Chatbot ou atendente humano? O modelo híbrido que está vencendo no interior do Paraná
Empresas da região descobrem que a melhor resposta não é escolher um ou outro, mas combinar os dois
A discussão sobre chatbots costuma cair em extremos: de um lado, quem promete atendimento 100% automatizado; de outro, quem jura que cliente só quer falar com gente. A prática das empresas do norte do Paraná aponta para um caminho do meio mais lucrativo.
O que o bot faz melhor
Perguntas repetitivas — horário de funcionamento, status do pedido, segunda via de boleto, catálogo de produtos — representam até 70% do volume de mensagens em muitos negócios. O chatbot responde essas demandas em segundos, a qualquer hora, sem fila e sem variação de humor.

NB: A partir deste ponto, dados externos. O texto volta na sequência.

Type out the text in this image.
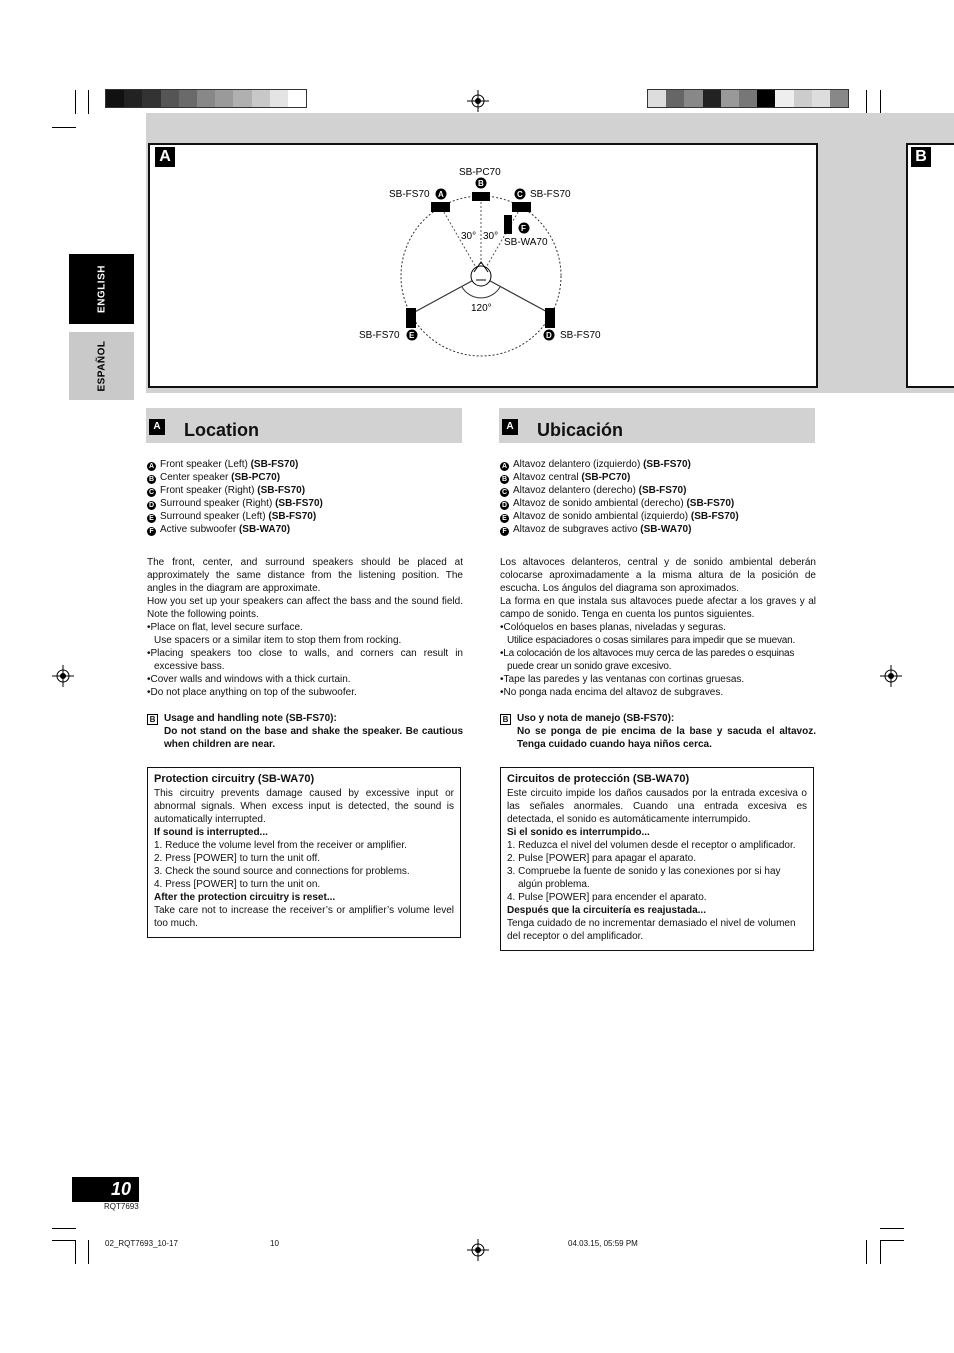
A	B
SB-PC70
SB-FS70	SB-FS70
SB-WA70
SB-FS70	SB-FS70
30° 30°
120°
A
B
C
D
E
F
ENGLISH
ESPAÑOL
A Location
A Front speaker (Left) (SB-FS70)
B Center speaker (SB-PC70)
C Front speaker (Right) (SB-FS70)
D Surround speaker (Right) (SB-FS70)
E Surround speaker (Left) (SB-FS70)
F Active subwoofer (SB-WA70)
The front, center, and surround speakers should be placed at approximately the same distance from the listening position. The angles in the diagram are approximate.
How you set up your speakers can affect the bass and the sound field. Note the following points.
•Place on flat, level secure surface.
Use spacers or a similar item to stop them from rocking.
•Placing speakers too close to walls, and corners can result in excessive bass.
•Cover walls and windows with a thick curtain.
•Do not place anything on top of the subwoofer.
B Usage and handling note (SB-FS70):
Do not stand on the base and shake the speaker. Be cautious when children are near.
Protection circuitry (SB-WA70)
This circuitry prevents damage caused by excessive input or abnormal signals. When excess input is detected, the sound is automatically interrupted.
If sound is interrupted...
1. Reduce the volume level from the receiver or amplifier.
2. Press [POWER] to turn the unit off.
3. Check the sound source and connections for problems.
4. Press [POWER] to turn the unit on.
After the protection circuitry is reset...
Take care not to increase the receiver’s or amplifier’s volume level too much.
A Ubicación
A Altavoz delantero (izquierdo) (SB-FS70)
B Altavoz central (SB-PC70)
C Altavoz delantero (derecho) (SB-FS70)
D Altavoz de sonido ambiental (derecho) (SB-FS70)
E Altavoz de sonido ambiental (izquierdo) (SB-FS70)
F Altavoz de subgraves activo (SB-WA70)
Los altavoces delanteros, central y de sonido ambiental deberán colocarse aproximadamente a la misma altura de la posición de escucha. Los ángulos del diagrama son aproximados.
La forma en que instala sus altavoces puede afectar a los graves y al campo de sonido. Tenga en cuenta los puntos siguientes.
•Colóquelos en bases planas, niveladas y seguras.
Utilice espaciadores o cosas similares para impedir que se muevan.
•La colocación de los altavoces muy cerca de las paredes o esquinas puede crear un sonido grave excesivo.
•Tape las paredes y las ventanas con cortinas gruesas.
•No ponga nada encima del altavoz de subgraves.
B Uso y nota de manejo (SB-FS70):
No se ponga de pie encima de la base y sacuda el altavoz. Tenga cuidado cuando haya niños cerca.
Circuitos de protección (SB-WA70)
Este circuito impide los daños causados por la entrada excesiva o las señales anormales. Cuando una entrada excesiva es detectada, el sonido es automáticamente interrumpido.
Si el sonido es interrumpido...
1. Reduzca el nivel del volumen desde el receptor o amplificador.
2. Pulse [POWER] para apagar el aparato.
3. Compruebe la fuente de sonido y las conexiones por si hay algún problema.
4. Pulse [POWER] para encender el aparato.
Después que la circuitería es reajustada...
Tenga cuidado de no incrementar demasiado el nivel de volumen del receptor o del amplificador.
10
RQT7693
02_RQT7693_10-17	10	04.03.15, 05:59 PM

Onde o humano é insubstituível
Negociações, reclamações delicadas e vendas consultivas continuam com pessoas. A diferença é que o atendente recebe a conversa já contextualizada: sabe quem é o cliente, o que ele quer e o que o bot já respondeu. O tempo de cada atendimento cai e a qualidade sobe.
Como começar sem errar
A recomendação de quem já implantou é começar pequeno: mapear as cinco perguntas mais frequentes, automatizar só isso e medir. A transferência para o humano deve ser fácil e visível — nada irrita mais o cliente do que um robô que o prende em loop. Com essa base, a automação cresce de forma orgânica e com aprovação do público.